Unless otherwise provided in a Business Combination, the Class B ordinary shares will automatically convert into Class A ordinary shares at the time of a Business Combination on a one-for-one basis, subject to adjustment. In the case that additional Class A ordinary shares, or equity-linked securities, are issued or deemed issued in excess of the amounts sold in the Initial Public Offering and related to the closing of a Business Combination, the ratio at which Class B ordinary shares shall convert into Class A ordinary shares will be adjusted (unless the holders of a majority of the issued and outstanding Class B ordinary shares agree to waive such anti-dilution adjustment with respect to any such issuance or deemed issuance) so that the number of Class A ordinary shares issuable upon conversion of all Class B ordinary shares will equal, in the aggregate, 20% of the sum of all ordinary shares issued and outstanding upon completion of the Initial Public Offering plus all Class A ordinary shares and equity-linked securities issued or deemed issued in connection with the Business Combination (excluding any shares or equity-linked securities issued, or to be issued, to any seller in the Business Combination and any private placement-equivalent warrants issued to the Sponsor or its affiliates upon conversion of loans made to the Company).
NOTE 7 — WARRANTS
Warrants—Public Warrants may only be exercised for a whole number of shares. No fractional warrants will be issued upon separation of the Units and only whole warrants will trade. The Public Warrants will become exercisable on the later of (a) 12 months from the closing of the Initial Public Offering or (b) 30 days after the completion of a Business Combination. The Public Warrants will expire five years after the completion of a Business Combination or earlier upon redemption or liquidation.
The Company will not be obligated to deliver any Class A ordinary shares pursuant to the exercise of a Public Warrant and will have no obligation to settle such Public Warrant exercise unless a registration statement under the Securities Act covering the issuance of the Class A ordinary shares underlying the Public Warrants is then effective and a prospectus relating thereto is current, subject to the Company satisfying its obligations with respect to registration. No Public Warrant will be exercisable for cash or on a cashless basis, and the Company will not be obligated to issue any shares to holders seeking to exercise their warrants, unless the issuance of the shares upon such exercise is registered or qualified under the securities laws of the state of the exercising holder, or an exemption is available.

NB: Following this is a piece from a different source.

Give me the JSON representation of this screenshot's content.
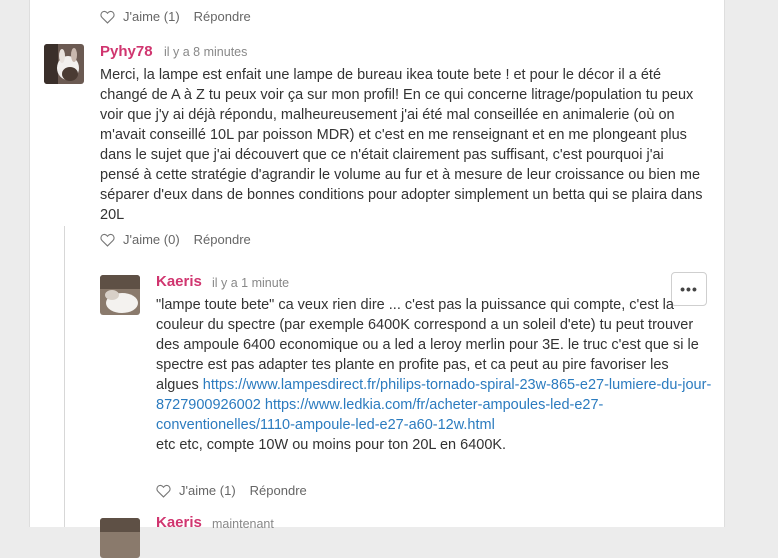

The Company has agreed that as soon as practicable, but in no event later than 15 business days after the closing of the Company’s Business Combination, the Company will use its best efforts to file, and within 60 business days following the Business Combination to have declared effective, a registration statement covering the Class A ordinary shares issuable upon exercise of the warrants. The Company will use its best efforts to cause the same to become effective and to maintain the effectiveness of such registration statement, and a current prospectus relating thereto, until the expiration of the warrants in accordance with the provisions of the warrant agreement. No warrants will be exercisable for cash unless the Company has an effective and current registration statement covering the Class A ordinary shares issuable upon exercise of the warrants and a current prospectus relating to such Class A ordinary shares. Notwithstanding the foregoing, if a registration statement covering the Class A ordinary shares issuable upon exercise of the warrants is not effective within a specified period following the consummation of a Business Combination, warrant holders may, until such time as there is an effective registration statement and during any period when the Company shall has failed to maintain an effective registration statement, exercise warrants on a cashless basis pursuant to the exemption provided by Section 3(a)(9) of the Securities Act, provided that such exemption is available. If that exemption, or another exemption, is not available, holders will not be able to exercise their warrants on a cashless basis.
Notwithstanding the above, if the Class A ordinary shares are, at the time of any exercise of a warrant, not listed on a national securities exchange such that they satisfy the definition of a “covered security” under Section 18(b)(1) of the Securities Act, the Company may, at its option, require holders of Public Warrants who exercise their warrants to do so on a “cashless basis” in accordance with Section 3(a)(9) of the Securities Act and, in the event the Company so elects, the Company will not be required to file or maintain in effect a registration statement, but will use its best efforts to qualify the shares under applicable blue sky laws to the extent an exemption is not available.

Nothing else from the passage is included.